Top 10 misconceptions.
Authors: Sarah Anderson, Sharon Nell and Amie Lalor, IBMTR/ABMTR
Misconception 1
Every patient must be pre-registered
Answer:
Research teams:
Must pre-register all patients with in 2 weeks prior to start of high dose conditioning (including day one of conditioning), using the IBMTR/ABMTR pre-registration form.
Registering teams:
Must register all patients using the Transplant Essential Data form (TED-01) at 100 days post transplant. Registering teams do not submit pre-registration forms.
Misconception 2
Each transplant receives a different IUBMID number.
Answer:
Every patient transplanted at your institution should be assigned only one IUBMID number. This includes all Allo and Auto cases, subsequent transplants and DCI´s.
Misconception 3
All data submitted to the registry is evaluated equally.
Answer:
All data submitted to the registry is not evaluated equally. We prioritize which forms are entered first based on
1. Studies
2. Complete forms
3. Incomplete forms
Misconception 4
Who is responsible for patients transplanted/follow-up by another institution?
Answer:
Your team is only responsible for reporting data on patients that are seen by your institution. If a patient has a transplant at another institution, then you are no longer responsible for that patient. If a patient has follow-up by another institution, you are still responsible for them.
Misconception 5
The IBMTR/ABMTR requests information on patients that have been reported “lost to follow-up”.
Answer:
Patients that have been reported “lost to follow-up” will continue to appear on the request for patient data reports. You do not have to submit data on “lost to follow-up” patients unless they are seen again by your institution.
Misconception 6
What does a Day 100 report form consist of?
Answer:
Day 100 Report form consists of: Core insert, Graft insert and Disease specific insert.

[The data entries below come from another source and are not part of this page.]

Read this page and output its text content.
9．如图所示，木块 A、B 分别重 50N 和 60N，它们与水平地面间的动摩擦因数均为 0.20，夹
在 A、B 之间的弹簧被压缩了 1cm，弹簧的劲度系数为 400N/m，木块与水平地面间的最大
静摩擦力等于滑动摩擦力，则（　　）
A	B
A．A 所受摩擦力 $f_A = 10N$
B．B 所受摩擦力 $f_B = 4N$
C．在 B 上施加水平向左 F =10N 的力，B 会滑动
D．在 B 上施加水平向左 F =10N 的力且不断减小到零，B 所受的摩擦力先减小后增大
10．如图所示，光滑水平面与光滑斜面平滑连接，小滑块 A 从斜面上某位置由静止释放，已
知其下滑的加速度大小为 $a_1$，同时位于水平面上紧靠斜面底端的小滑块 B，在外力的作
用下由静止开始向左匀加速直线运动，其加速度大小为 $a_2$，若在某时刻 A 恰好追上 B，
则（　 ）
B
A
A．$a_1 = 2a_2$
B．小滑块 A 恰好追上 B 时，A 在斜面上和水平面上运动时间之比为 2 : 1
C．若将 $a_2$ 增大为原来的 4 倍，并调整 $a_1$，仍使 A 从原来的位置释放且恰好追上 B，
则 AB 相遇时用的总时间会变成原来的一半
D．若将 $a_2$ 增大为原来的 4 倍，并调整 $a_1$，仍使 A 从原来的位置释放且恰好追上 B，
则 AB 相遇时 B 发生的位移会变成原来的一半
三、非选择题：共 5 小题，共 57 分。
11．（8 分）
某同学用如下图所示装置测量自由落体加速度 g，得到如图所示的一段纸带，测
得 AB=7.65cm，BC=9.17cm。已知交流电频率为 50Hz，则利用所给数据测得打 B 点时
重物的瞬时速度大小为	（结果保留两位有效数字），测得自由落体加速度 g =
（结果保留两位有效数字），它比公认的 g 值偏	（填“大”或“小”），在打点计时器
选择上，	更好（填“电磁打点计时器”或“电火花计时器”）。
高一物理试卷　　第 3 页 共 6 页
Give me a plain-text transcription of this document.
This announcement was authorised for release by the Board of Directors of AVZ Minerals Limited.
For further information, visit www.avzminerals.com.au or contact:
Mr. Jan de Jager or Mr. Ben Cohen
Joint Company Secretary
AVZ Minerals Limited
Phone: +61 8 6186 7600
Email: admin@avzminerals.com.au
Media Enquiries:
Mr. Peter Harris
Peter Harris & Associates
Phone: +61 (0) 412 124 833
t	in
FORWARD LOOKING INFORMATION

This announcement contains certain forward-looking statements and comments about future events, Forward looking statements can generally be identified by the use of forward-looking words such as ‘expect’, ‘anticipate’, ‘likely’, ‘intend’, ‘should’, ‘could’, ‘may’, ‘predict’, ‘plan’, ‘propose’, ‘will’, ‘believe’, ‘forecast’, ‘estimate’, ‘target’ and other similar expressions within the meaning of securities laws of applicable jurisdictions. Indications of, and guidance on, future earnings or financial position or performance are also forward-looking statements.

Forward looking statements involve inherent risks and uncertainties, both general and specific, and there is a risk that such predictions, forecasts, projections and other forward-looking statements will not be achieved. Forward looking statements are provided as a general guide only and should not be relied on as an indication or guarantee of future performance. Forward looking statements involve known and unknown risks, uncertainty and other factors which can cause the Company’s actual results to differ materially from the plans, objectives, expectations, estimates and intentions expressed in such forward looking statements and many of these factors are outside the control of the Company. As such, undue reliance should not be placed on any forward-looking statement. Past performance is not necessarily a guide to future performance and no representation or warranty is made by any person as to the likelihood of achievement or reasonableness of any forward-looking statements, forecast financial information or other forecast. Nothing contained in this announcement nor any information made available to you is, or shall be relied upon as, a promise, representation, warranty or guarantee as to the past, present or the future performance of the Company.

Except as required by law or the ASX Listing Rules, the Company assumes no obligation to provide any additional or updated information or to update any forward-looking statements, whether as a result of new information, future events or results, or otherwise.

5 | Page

Follow-up report form consists of: Core follow-up insert and Disease follow-up insert.
Misconception 7
A Complete report form is due for every patient.
Answer:
Research teams:
Please look at the bottom of the first page of the pre-registration form faxed to you by the IBMTR/ABMTR registry. If you see an X in the tick off box saying “Form due”, then you have to submit a day 100 report form (Core insert, Graft insert and Disease specific insert). If you see an X in the tick off box saying “No Form due”, then you have to submit a Modified Transplant Essential Data form (MTED) 100 days post transplant.
Misconception 8
Which forms will be reimbursed?
Answer:
Pre-registration forms - $10.00
Report forms - $120.00
Subsequent or DCI forms - $60.00
Follow-up forms - $40.00
Registering teams do not receive reimbursement.
Misconception 9
Who should be contacted?
Answer:
Bernardo Mayorga: Pre-registration
Kavita Bhavsar: Disk/E-mail forms
Sharon Nell: Reimbursement
Sarah Anderson: Form Question/Studies
Diane Knutson: Medical related questions
Sherry Fisher: Studies/HIPPA
StemSoft Helpline: 1-800-671-3234
Misconception 10
We are not psychic.
Answer:
Update any changes with the IBMTR/ABMTR staff.
- Personnel changes.
- Fax, phone, e-mail.
- Write legibly (visibly clear letters and numbers on forms).
- Before submitting data, check to see if form(s) are filled out correctly (IUBMID, Centre, Transplant date etc.).